Good news from the World Health Organization — people are living longer! This is great for those of us who can’t get enough time with loved ones, things left on our bucket list, or have FOMO on what the future holds. Despite all the positives, there is a drawback; as the elderly population grows, so does the incidence of age-related diseases like dementia and heart disease. Is medical science ready to treat this increase? Well, if you are talking about age related blood cancers like Myelodysplastic syndromes, the answer is no.

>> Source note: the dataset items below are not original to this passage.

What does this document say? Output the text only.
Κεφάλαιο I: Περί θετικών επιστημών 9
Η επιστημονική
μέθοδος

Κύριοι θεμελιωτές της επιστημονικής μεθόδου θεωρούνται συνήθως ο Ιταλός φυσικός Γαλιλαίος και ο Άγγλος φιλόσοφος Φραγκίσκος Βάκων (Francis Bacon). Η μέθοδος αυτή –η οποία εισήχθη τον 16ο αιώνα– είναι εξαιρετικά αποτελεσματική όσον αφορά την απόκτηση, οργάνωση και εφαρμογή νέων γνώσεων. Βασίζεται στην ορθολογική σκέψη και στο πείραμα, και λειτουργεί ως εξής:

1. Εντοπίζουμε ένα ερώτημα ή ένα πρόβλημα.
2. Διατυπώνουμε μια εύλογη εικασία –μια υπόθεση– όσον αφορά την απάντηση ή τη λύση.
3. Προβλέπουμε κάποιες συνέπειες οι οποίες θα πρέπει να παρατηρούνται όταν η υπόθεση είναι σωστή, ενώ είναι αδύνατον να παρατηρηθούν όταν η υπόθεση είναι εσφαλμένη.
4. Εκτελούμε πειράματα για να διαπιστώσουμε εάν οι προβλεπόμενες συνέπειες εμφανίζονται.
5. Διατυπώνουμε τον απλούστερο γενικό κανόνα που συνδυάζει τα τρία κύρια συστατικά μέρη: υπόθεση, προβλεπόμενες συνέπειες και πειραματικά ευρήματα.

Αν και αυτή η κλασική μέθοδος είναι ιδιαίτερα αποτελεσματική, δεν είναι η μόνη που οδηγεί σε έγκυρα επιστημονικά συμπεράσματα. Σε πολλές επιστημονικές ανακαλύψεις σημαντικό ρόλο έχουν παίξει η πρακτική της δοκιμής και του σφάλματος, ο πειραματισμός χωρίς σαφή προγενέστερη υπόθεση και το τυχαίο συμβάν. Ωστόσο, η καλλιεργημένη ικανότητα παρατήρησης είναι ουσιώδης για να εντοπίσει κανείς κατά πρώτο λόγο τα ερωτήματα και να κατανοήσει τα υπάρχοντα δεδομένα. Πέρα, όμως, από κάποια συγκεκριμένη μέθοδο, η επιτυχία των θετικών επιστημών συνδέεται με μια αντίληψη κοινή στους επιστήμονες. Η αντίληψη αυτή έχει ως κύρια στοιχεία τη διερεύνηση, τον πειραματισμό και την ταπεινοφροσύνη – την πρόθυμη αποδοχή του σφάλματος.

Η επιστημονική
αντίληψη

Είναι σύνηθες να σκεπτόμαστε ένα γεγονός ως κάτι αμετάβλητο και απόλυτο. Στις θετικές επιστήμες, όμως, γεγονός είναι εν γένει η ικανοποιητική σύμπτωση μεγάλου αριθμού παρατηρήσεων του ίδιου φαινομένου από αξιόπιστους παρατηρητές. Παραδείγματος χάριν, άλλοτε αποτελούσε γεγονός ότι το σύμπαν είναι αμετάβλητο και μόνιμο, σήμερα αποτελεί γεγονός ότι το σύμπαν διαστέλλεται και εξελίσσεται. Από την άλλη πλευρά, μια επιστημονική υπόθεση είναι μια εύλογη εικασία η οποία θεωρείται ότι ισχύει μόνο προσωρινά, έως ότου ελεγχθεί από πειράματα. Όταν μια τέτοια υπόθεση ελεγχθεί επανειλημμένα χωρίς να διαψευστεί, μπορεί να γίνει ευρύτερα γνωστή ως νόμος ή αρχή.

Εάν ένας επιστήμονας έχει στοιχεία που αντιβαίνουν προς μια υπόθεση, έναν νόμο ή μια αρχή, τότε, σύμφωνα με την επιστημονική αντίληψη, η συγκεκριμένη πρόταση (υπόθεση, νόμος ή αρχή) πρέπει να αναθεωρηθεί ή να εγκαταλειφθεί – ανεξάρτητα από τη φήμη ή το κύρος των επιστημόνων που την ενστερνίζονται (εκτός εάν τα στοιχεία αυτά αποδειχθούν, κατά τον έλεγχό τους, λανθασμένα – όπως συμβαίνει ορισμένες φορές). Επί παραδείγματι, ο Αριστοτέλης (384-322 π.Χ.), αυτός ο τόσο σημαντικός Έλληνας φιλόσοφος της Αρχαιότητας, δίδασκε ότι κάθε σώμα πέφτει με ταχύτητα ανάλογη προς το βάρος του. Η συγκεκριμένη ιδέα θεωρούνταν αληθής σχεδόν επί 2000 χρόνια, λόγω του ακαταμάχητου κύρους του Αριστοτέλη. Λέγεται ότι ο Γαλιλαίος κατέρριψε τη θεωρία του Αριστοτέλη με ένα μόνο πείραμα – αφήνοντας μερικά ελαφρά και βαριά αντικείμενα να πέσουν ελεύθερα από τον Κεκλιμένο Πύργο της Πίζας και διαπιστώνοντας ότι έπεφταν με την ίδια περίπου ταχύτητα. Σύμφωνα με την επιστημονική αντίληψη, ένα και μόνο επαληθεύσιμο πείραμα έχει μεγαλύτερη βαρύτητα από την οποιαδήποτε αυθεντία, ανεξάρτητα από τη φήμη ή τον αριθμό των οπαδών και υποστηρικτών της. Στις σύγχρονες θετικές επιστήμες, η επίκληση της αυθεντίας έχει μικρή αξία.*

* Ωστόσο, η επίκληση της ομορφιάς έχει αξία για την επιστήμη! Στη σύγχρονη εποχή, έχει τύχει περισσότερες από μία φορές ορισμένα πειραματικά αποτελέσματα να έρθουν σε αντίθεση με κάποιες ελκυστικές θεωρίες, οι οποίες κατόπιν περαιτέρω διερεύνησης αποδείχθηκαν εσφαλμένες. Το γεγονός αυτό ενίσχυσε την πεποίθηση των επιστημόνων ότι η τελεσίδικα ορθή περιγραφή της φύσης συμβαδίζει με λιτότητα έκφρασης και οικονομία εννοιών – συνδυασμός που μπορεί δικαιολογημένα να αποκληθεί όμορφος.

Myelodysplastic syndromes, also known as MDS, are a group of blood cancers which occur with increased age. Normally, blood producing cells in the bone marrow make all the cells that can be found in your blood, including red blood cells for carrying oxygen, white blood cells for fighting infection, and platelets, which help stop bleeding when you get cut — all really important functions for living our daily lives. As we age, blood producing cells accumulate mutations in their DNA, the instruction manual for cellular behavior. Some of these mutations cause blood producing cells to overproduce certain types of blood cells at the expense of others leading to problems like insufficient oxygen throughout the body, increased bleeding and bruising, and issues fighting infections. This can really put a damper on completing that bucket list, participating in family activities, or even leaving the house. It also puts these patients at greater risk for more aggressive forms of cancer like leukemia.

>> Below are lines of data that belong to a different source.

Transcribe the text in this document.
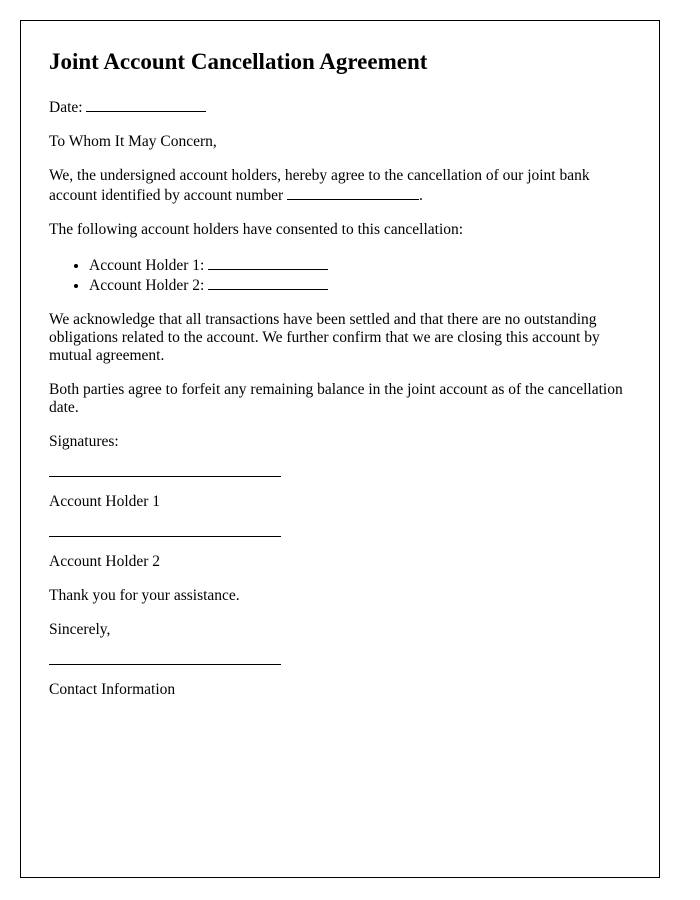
Joint Account Cancellation Agreement

Date:

To Whom It May Concern,

We, the undersigned account holders, hereby agree to the cancellation of our joint bank account identified by account number	.

The following account holders have consented to this cancellation:

• Account Holder 1:
• Account Holder 2:

We acknowledge that all transactions have been settled and that there are no outstanding obligations related to the account. We further confirm that we are closing this account by mutual agreement.

Both parties agree to forfeit any remaining balance in the joint account as of the cancellation date.

Signatures:

Account Holder 1

Account Holder 2

Thank you for your assistance.

Sincerely,

Contact Information
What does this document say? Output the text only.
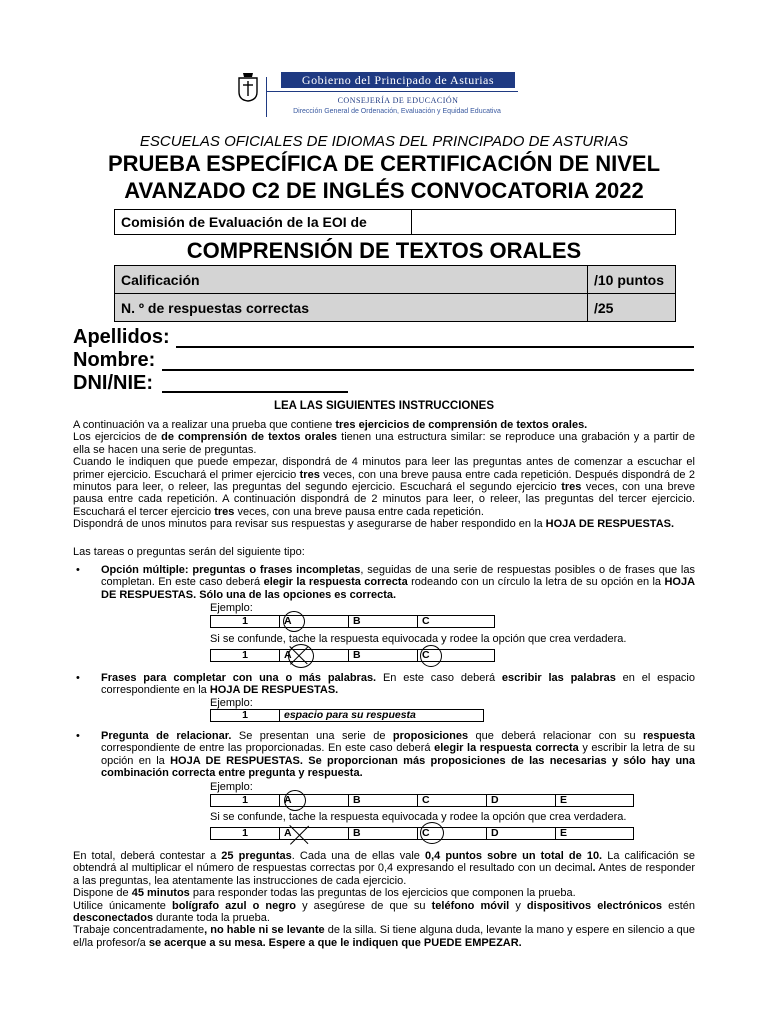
Gobierno del Principado de Asturias
CONSEJERÍA DE EDUCACIÓN
Dirección General de Ordenación, Evaluación y Equidad Educativa
ESCUELAS OFICIALES DE IDIOMAS DEL PRINCIPADO DE ASTURIAS
PRUEBA ESPECÍFICA DE CERTIFICACIÓN DE NIVEL
AVANZADO C2 DE INGLÉS CONVOCATORIA 2022
Comisión de Evaluación de la EOI de	
COMPRENSIÓN DE TEXTOS ORALES
Calificación	/10 puntos
N. º de respuestas correctas	/25
Apellidos:
Nombre:
DNI/NIE:
LEA LAS SIGUIENTES INSTRUCCIONES
A continuación va a realizar una prueba que contiene tres ejercicios de comprensión de textos orales.
Los ejercicios de de comprensión de textos orales tienen una estructura similar: se reproduce una grabación y a partir de ella se hacen una serie de preguntas.
Cuando le indiquen que puede empezar, dispondrá de 4 minutos para leer las preguntas antes de comenzar a escuchar el primer ejercicio. Escuchará el primer ejercicio tres veces, con una breve pausa entre cada repetición. Después dispondrá de 2 minutos para leer, o releer, las preguntas del segundo ejercicio. Escuchará el segundo ejercicio tres veces, con una breve pausa entre cada repetición. A continuación dispondrá de 2 minutos para leer, o releer, las preguntas del tercer ejercicio. Escuchará el tercer ejercicio tres veces, con una breve pausa entre cada repetición.
Dispondrá de unos minutos para revisar sus respuestas y asegurarse de haber respondido en la HOJA DE RESPUESTAS.
Las tareas o preguntas serán del siguiente tipo:
• Opción múltiple: preguntas o frases incompletas, seguidas de una serie de respuestas posibles o de frases que las completan. En este caso deberá elegir la respuesta correcta rodeando con un círculo la letra de su opción en la HOJA DE RESPUESTAS. Sólo una de las opciones es correcta.
Ejemplo:
1	A	B	C
Si se confunde, tache la respuesta equivocada y rodee la opción que crea verdadera.
1	A	B	C
• Frases para completar con una o más palabras. En este caso deberá escribir las palabras en el espacio correspondiente en la HOJA DE RESPUESTAS.
Ejemplo:
1	espacio para su respuesta
• Pregunta de relacionar. Se presentan una serie de proposiciones que deberá relacionar con su respuesta correspondiente de entre las proporcionadas. En este caso deberá elegir la respuesta correcta y escribir la letra de su opción en la HOJA DE RESPUESTAS. Se proporcionan más proposiciones de las necesarias y sólo hay una combinación correcta entre pregunta y respuesta.
Ejemplo:
1	A	B	C	D	E
Si se confunde, tache la respuesta equivocada y rodee la opción que crea verdadera.
1	A	B	C	D	E
En total, deberá contestar a 25 preguntas. Cada una de ellas vale 0,4 puntos sobre un total de 10. La calificación se obtendrá al multiplicar el número de respuestas correctas por 0,4 expresando el resultado con un decimal. Antes de responder a las preguntas, lea atentamente las instrucciones de cada ejercicio.
Dispone de 45 minutos para responder todas las preguntas de los ejercicios que componen la prueba.
Utilice únicamente bolígrafo azul o negro y asegúrese de que su teléfono móvil y dispositivos electrónicos estén desconectados durante toda la prueba.
Trabaje concentradamente, no hable ni se levante de la silla. Si tiene alguna duda, levante la mano y espere en silencio a que el/la profesor/a se acerque a su mesa. Espere a que le indiquen que PUEDE EMPEZAR.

In terms of treatments options… well, there aren’t many. MDS patients receive regular blood transfusions to replace their lost red blood cells. This doesn’t address the loss of other blood cell populations or fix the problem but can make patients feel less tired. The only potential way to cure MDS is to perform a bone marrow transplant — where the blood producing cells from a healthy individual are injected into the bones of the person with MDS — OUCH! Even with a transplant, patients are not guaranteed to get better; they can develop life threatening infections, their bodies can have bad reactions to donor cells, or the cancer can come back. On top of this, these treatments are invasive and costly, and because MDS patients are elderly, most are not eligible for transplant because of other age-related health problems like heart disease.
I know all this sounds like bad news, but maybe I can provide some hope. Firstly, MDS isn’t super common, only about 10,000 people are diagnosed with MDS each year in the United States. Now if you do find yourself being one of these 10,000 in the future, fear not! Scientists like me are working hard to better understand how certain mutations lead to MDS development with the goal of developing better treatments for patients like you.

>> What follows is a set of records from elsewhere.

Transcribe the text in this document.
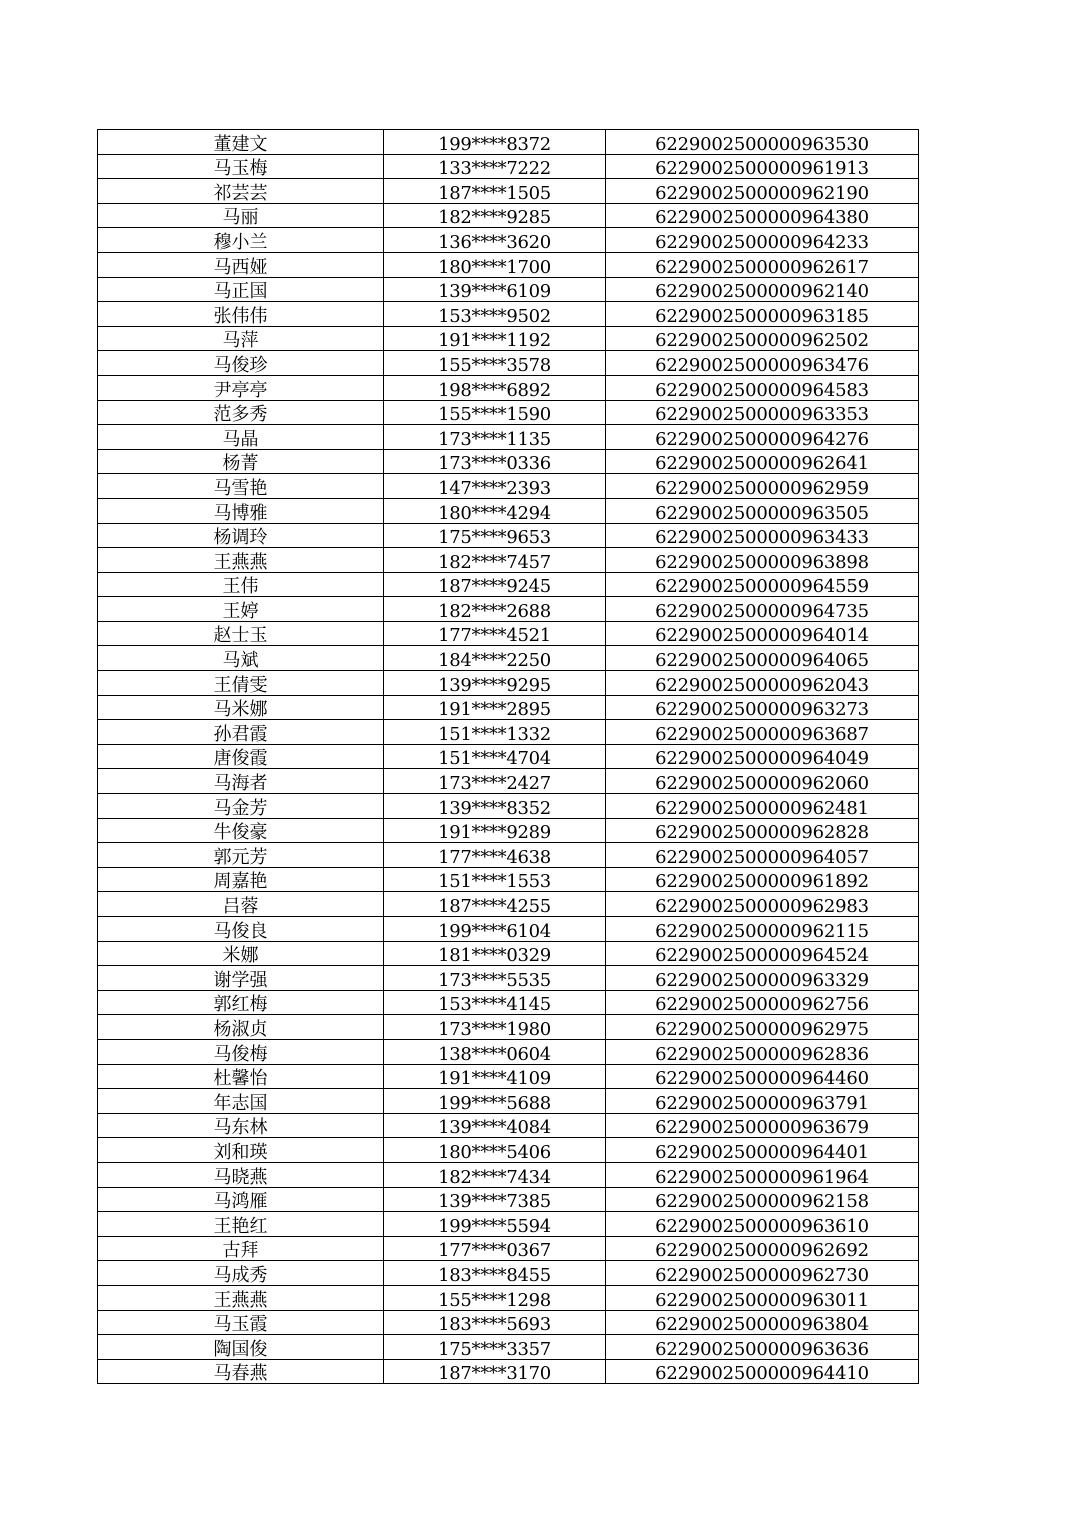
董建文	199****8372	6229002500000963530
马玉梅	133****7222	6229002500000961913
祁芸芸	187****1505	6229002500000962190
马丽	182****9285	6229002500000964380
穆小兰	136****3620	6229002500000964233
马西娅	180****1700	6229002500000962617
马正国	139****6109	6229002500000962140
张伟伟	153****9502	6229002500000963185
马萍	191****1192	6229002500000962502
马俊珍	155****3578	6229002500000963476
尹亭亭	198****6892	6229002500000964583
范多秀	155****1590	6229002500000963353
马晶	173****1135	6229002500000964276
杨菁	173****0336	6229002500000962641
马雪艳	147****2393	6229002500000962959
马博雅	180****4294	6229002500000963505
杨调玲	175****9653	6229002500000963433
王燕燕	182****7457	6229002500000963898
王伟	187****9245	6229002500000964559
王婷	182****2688	6229002500000964735
赵士玉	177****4521	6229002500000964014
马斌	184****2250	6229002500000964065
王倩雯	139****9295	6229002500000962043
马米娜	191****2895	6229002500000963273
孙君霞	151****1332	6229002500000963687
唐俊霞	151****4704	6229002500000964049
马海者	173****2427	6229002500000962060
马金芳	139****8352	6229002500000962481
牛俊豪	191****9289	6229002500000962828
郭元芳	177****4638	6229002500000964057
周嘉艳	151****1553	6229002500000961892
吕蓉	187****4255	6229002500000962983
马俊良	199****6104	6229002500000962115
米娜	181****0329	6229002500000964524
谢学强	173****5535	6229002500000963329
郭红梅	153****4145	6229002500000962756
杨淑贞	173****1980	6229002500000962975
马俊梅	138****0604	6229002500000962836
杜馨怡	191****4109	6229002500000964460
年志国	199****5688	6229002500000963791
马东林	139****4084	6229002500000963679
刘和瑛	180****5406	6229002500000964401
马晓燕	182****7434	6229002500000961964
马鸿雁	139****7385	6229002500000962158
王艳红	199****5594	6229002500000963610
古拜	177****0367	6229002500000962692
马成秀	183****8455	6229002500000962730
王燕燕	155****1298	6229002500000963011
马玉霞	183****5693	6229002500000963804
陶国俊	175****3357	6229002500000963636
马春燕	187****3170	6229002500000964410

I study the most frequent mutation observed in MDS patients, in a gene called SF3B1. This gene helps take information from DNA and turn it into molecules called proteins, which cells use as tools to function. You can think of proteins like all the parts of a car. When SF3B1 mutations happen, some proteins are either made improperly or not at all causing blood producing cells behave in ways they shouldn’t; imagine trying to drive a car with square wheels or no brakes — sounds like a bad time.
Myself, and many in my field believe that if we understand which bad or lost proteins are important for turning healthy blood producing cells cancerous, we can develop a more targeted and effective MDS treatments. Afterall who wants to spend their limited time getting regular blood transfusions or undergoing a dangerous, expensive, and painful procedure. Ultimately, we hope that our work means that you, or your loved one can enjoy the time they have, take that trip they’ve always dreamed of, or simply see what comes next.
Elizabeth Bonner is a PhD student studying age-related blood cancers at Fred Hutchison Cancer Center through the University of Washington’s Molecular and Cellular Biology Program. Bonner studies the most frequent mutation found in a group of age-related blood cancers, collectively called myelodysplastic syndromes, to understand how this mutation disrupts the production of blood cells.